Folha de S. Paulo


Enquanto escola pública encolhe, particular cresce

Ao trocar sua filha de escola, a autônoma Denise Galiano Gomes, 31, reforçou um movimento cada vez mais evidente no país: a migração de estudantes de escolas públicas para as particulares.

Segundo dados do Ministério da Educação, os colégios particulares tiveram aumento de 21% nas matrículas nos últimos cinco anos. As públicas encolheram 10%.

EDUCAÇÃO
Demanda por qualidade atrai investimentos

Em números absolutos, a rede particular ganhou 1,5 milhão de alunos, e a pública perdeu 4,7 milhões (os dados são influenciados também por fatores como a queda na taxa de fecundidade).

No caso da família de Denise, que vive na Vila Carrão, zona leste de São Paulo, a migração ocorreu ano passado. "Faz tempo que queríamos mudar, mas foi quando nossas condições financeiras permitiram", disse.

O presidente do sindicato das escolas particulares de São Paulo, Benjamin Ribeiro da Silva, atribui o crescimento da rede privada à melhoria da situação econômica das famílias ocorrida no país a partir da década passada -especialmente para as classes mais pobres.

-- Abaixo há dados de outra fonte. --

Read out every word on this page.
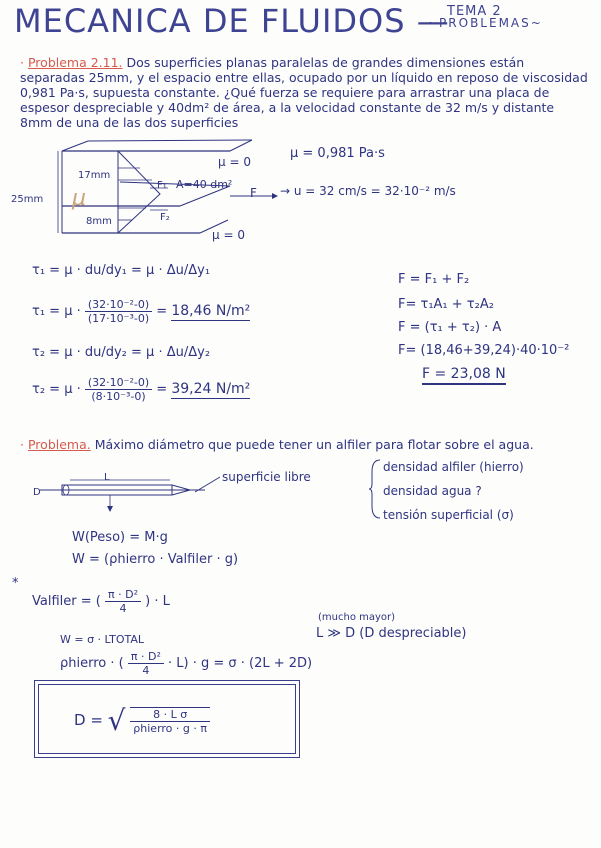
MECANICA DE FLUIDOS —
TEMA 2
~PROBLEMAS~
· Problema 2.11. Dos superficies planas paralelas de grandes dimensiones están separadas 25mm, y el espacio entre ellas, ocupado por un líquido en reposo de viscosidad 0,981 Pa·s, supuesta constante. ¿Qué fuerza se requiere para arrastrar una placa de espesor despreciable y 40dm² de área, a la velocidad constante de 32 m/s y distante 8mm de una de las dos superficies
μ = 0
μ = 0
17mm
8mm
25mm μ
F₁
F₂
A=40 dm²
F → u = 32 cm/s = 32·10⁻² m/s
μ = 0,981 Pa·s
τ₁ = μ · du/dy₁ = μ · Δu/Δy₁
$\tau_1 = \mu \cdot \frac{\text{(32·10⁻²-0)}}{\text{(17·10⁻³-0)}} = 18,46$ N/m²
τ₂ = μ · du/dy₂ = μ · Δu/Δy₂
$\tau_2 = \mu \cdot \frac{\text{(32·10⁻²-0)}}{\text{(8·10⁻³-0)}} = 39,24$ N/m²
F = F₁ + F₂
F= τ₁A₁ + τ₂A₂
F = (τ₁ + τ₂) · A
F= (18,46+39,24)·40·10⁻²
F = 23,08 N
· Problema. Máximo diámetro que puede tener un alfiler para flotar sobre el agua.
L
D
superficie libre
densidad alfiler (hierro)
densidad agua ?
tensión superficial (σ)
W(Peso) = M·g
W = (ρhierro · Valfiler · g)
*
Valfiler = ( $\frac{\text{π · D²}}{4}$ ) · L
W = σ · LTOTAL
(mucho mayor)
L ≫ D (D despreciable)
ρhierro · ( $\frac{\text{π · D²}}{4} \cdot L) \cdot g = \sigma \cdot (2L + 2D)$
D = √ $\frac{\text{8 · L σ}}{\text{ρhierro · g · π}}$
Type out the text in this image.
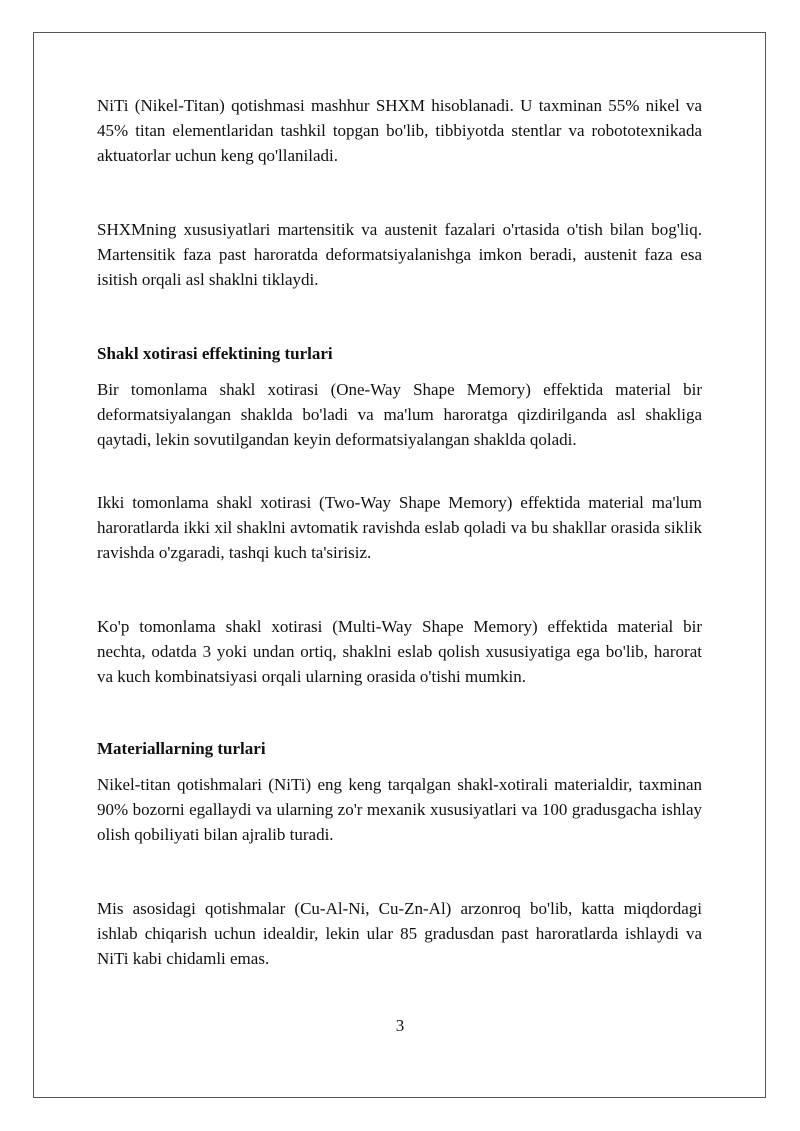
NiTi (Nikel-Titan) qotishmasi mashhur SHXM hisoblanadi. U taxminan 55% nikel va 45% titan elementlaridan tashkil topgan bo'lib, tibbiyotda stentlar va robototexnikada aktuatorlar uchun keng qo'llaniladi.

SHXMning xususiyatlari martensitik va austenit fazalari o'rtasida o'tish bilan bog'liq. Martensitik faza past haroratda deformatsiyalanishga imkon beradi, austenit faza esa isitish orqali asl shaklni tiklaydi.

Shakl xotirasi effektining turlari

Bir tomonlama shakl xotirasi (One-Way Shape Memory) effektida material bir deformatsiyalangan shaklda bo'ladi va ma'lum haroratga qizdirilganda asl shakliga qaytadi, lekin sovutilgandan keyin deformatsiyalangan shaklda qoladi.

Ikki tomonlama shakl xotirasi (Two-Way Shape Memory) effektida material ma'lum haroratlarda ikki xil shaklni avtomatik ravishda eslab qoladi va bu shakllar orasida siklik ravishda o'zgaradi, tashqi kuch ta'sirisiz.

Ko'p tomonlama shakl xotirasi (Multi-Way Shape Memory) effektida material bir nechta, odatda 3 yoki undan ortiq, shaklni eslab qolish xususiyatiga ega bo'lib, harorat va kuch kombinatsiyasi orqali ularning orasida o'tishi mumkin.

Materiallarning turlari

Nikel-titan qotishmalari (NiTi) eng keng tarqalgan shakl-xotirali materialdir, taxminan 90% bozorni egallaydi va ularning zo'r mexanik xususiyatlari va 100 gradusgacha ishlay olish qobiliyati bilan ajralib turadi.

Mis asosidagi qotishmalar (Cu-Al-Ni, Cu-Zn-Al) arzonroq bo'lib, katta miqdordagi ishlab chiqarish uchun idealdir, lekin ular 85 gradusdan past haroratlarda ishlaydi va NiTi kabi chidamli emas.

3
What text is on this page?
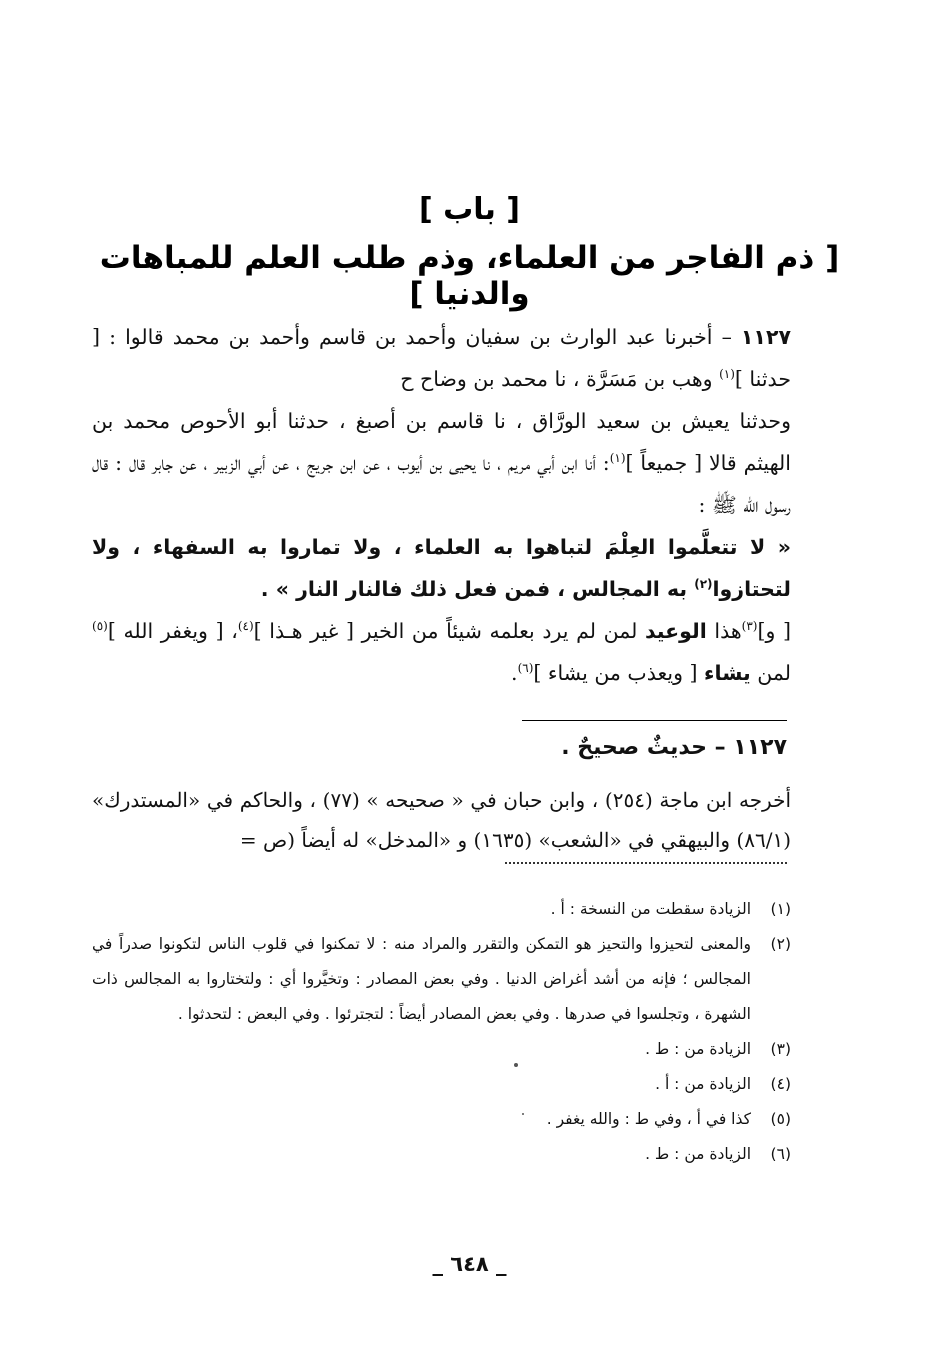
[ باب ]
[ ذم الفاجر من العلماء، وذم طلب العلم للمباهات والدنيا ]

١١٢٧ – أخبرنا عبد الوارث بن سفيان وأحمد بن قاسم وأحمد بن محمد قالوا : [ حدثنا ]$^{(١)}$ وهب بن مَسَرَّة ، نا محمد بن وضاح ح

وحدثنا يعيش بن سعيد الورَّاق ، نا قاسم بن أصبغ ، حدثنا أبو الأحوص محمد بن الهيثم قالا [ جميعاً ]$^{(١)}$: أنا ابن أبي مريم ، نا يحيى بن أيوب ، عن ابن جريج ، عن أبي الزبير ، عن جابر قال : قال رسول الله ﷺ :

« لا تتعلَّموا العِلْمَ لتباهوا به العلماء ، ولا تماروا به السفهاء ، ولا لتحتازوا$^{(٢)}$ به المجالس ، فمن فعل ذلك فالنار النار » .

[ و]$^{(٣)}$هذا الوعيد لمن لم يرد بعلمه شيئاً من الخير [ غير هـذا ]$^{(٤)}$، [ ويغفر الله ]$^{(٥)}$ لمن يشاء [ ويعذب من يشاء ]$^{(٦)}$.

١١٢٧ – حديثٌ صحيحٌ .
أخرجه ابن ماجة (٢٥٤) ، وابن حبان في « صحيحه » (٧٧) ، والحاكم في «المستدرك» (٨٦/١) والبيهقي في «الشعب» (١٦٣٥) و «المدخل» له أيضاً (ص =
(١)
الزيادة سقطت من النسخة : أ .
(٢)
والمعنى لتحيزوا والتحيز هو التمكن والتقرر والمراد منه : لا تمكنوا في قلوب الناس لتكونوا صدراً في المجالس ؛ فإنه من أشد أغراض الدنيا . وفي بعض المصادر : وتخيَّروا أي : ولتختاروا به المجالس ذات الشهرة ، وتجلسوا في صدرها . وفي بعض المصادر أيضاً : لتجترئوا . وفي البعض : لتحدثوا .
(٣)
الزيادة من : ط .
(٤)
الزيادة من : أ .
(٥)
كذا في أ ، وفي ط : والله يغفر .
(٦)
الزيادة من : ط .
_ ٦٤٨ _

"Tanto que o crescimento de matrículas aparece mais em regiões periféricas. São os famosos novos 40 milhões na classe média", afirmou.

Pesquisa do Datafolha feita neste ano mostra que quase a metade das escolas particulares de ensino médio na capital paulista cobram mensalidades de até R$ 1.000. Só 5% passam dos R$ 2.000.

A família de Denise desembolsa R$ 1.200 mensais para que Maria Eduarda, 15, curse o ensino médio no colégio Mary Ward, no Tatuapé. Já houve atraso no pagamento, mas o problema foi sanado.

QUALIDADE

Os indicadores das escolas particulares como um todo são sedutores. A média delas no Enem, por exemplo, é 25% maior do que a das escolas estaduais em matemática. O número de alunos por turma é menor, e a de horas letivas por dia, maior.

Além disso, outro fator destacado por especialistas é que as escolas particulares podem demitir professores que faltam muito ou têm baixo desempenho, diferentemente das instituições oficiais.

Foi justamente pela expectativa de um curso melhor que a jovem Maria Eduarda foi para a rede particular. Ela quer cursar medicina assim que se formar no colégio. Após dois anos na escola, se diz satisfeita. "É bem mais puxado, tem mais matéria e explicações", afirmou.

A escola atual é a 290ª melhor do Estado no Enem, entre as 2.435 avaliadas. Coordenador da Campanha Nacional pelo Direito à Educação, Daniel Cara afirma ser natural que as famílias tentem colocar os filhos em escolas particulares assim que tenham condições.

Mas em muitos casos, diz ele, a troca é enganosa, porque uma escola com mensalidade baixa pode ter uma qualidade semelhante ou até pior do que uma pública. Cerca de 10% das escolas particulares no país têm média equivalente ou inferior a das públicas no Enem.

POLÍTICA PÚBLICA

Pesquisador sobre políticas educacionais na USP de Ribeirão Preto, José Marcelino Rezende Pinto vê a migração como fator negativo para o sistema educacional.

"Ela retira da escola pública as crianças com mais capital cultural e renda. Vão ficando só aqueles sem voz para repercutir a demanda por uma escola de qualidade", afirmou o pesquisador.

Apesar da queda no número de alunos, o sistema público do país ainda concentra 83% das matrículas. "Como apontam as pesquisas do mundo todo, em função do 'efeito dos pares', é fundamental uma escola bem misturada", completou.

No caso da família da Denise, porém, a ideia é não arriscar. Os outros dois filhos, hoje no sistema público, também devem ir para a rede particular assim que chegarem próximos ao ensino médio.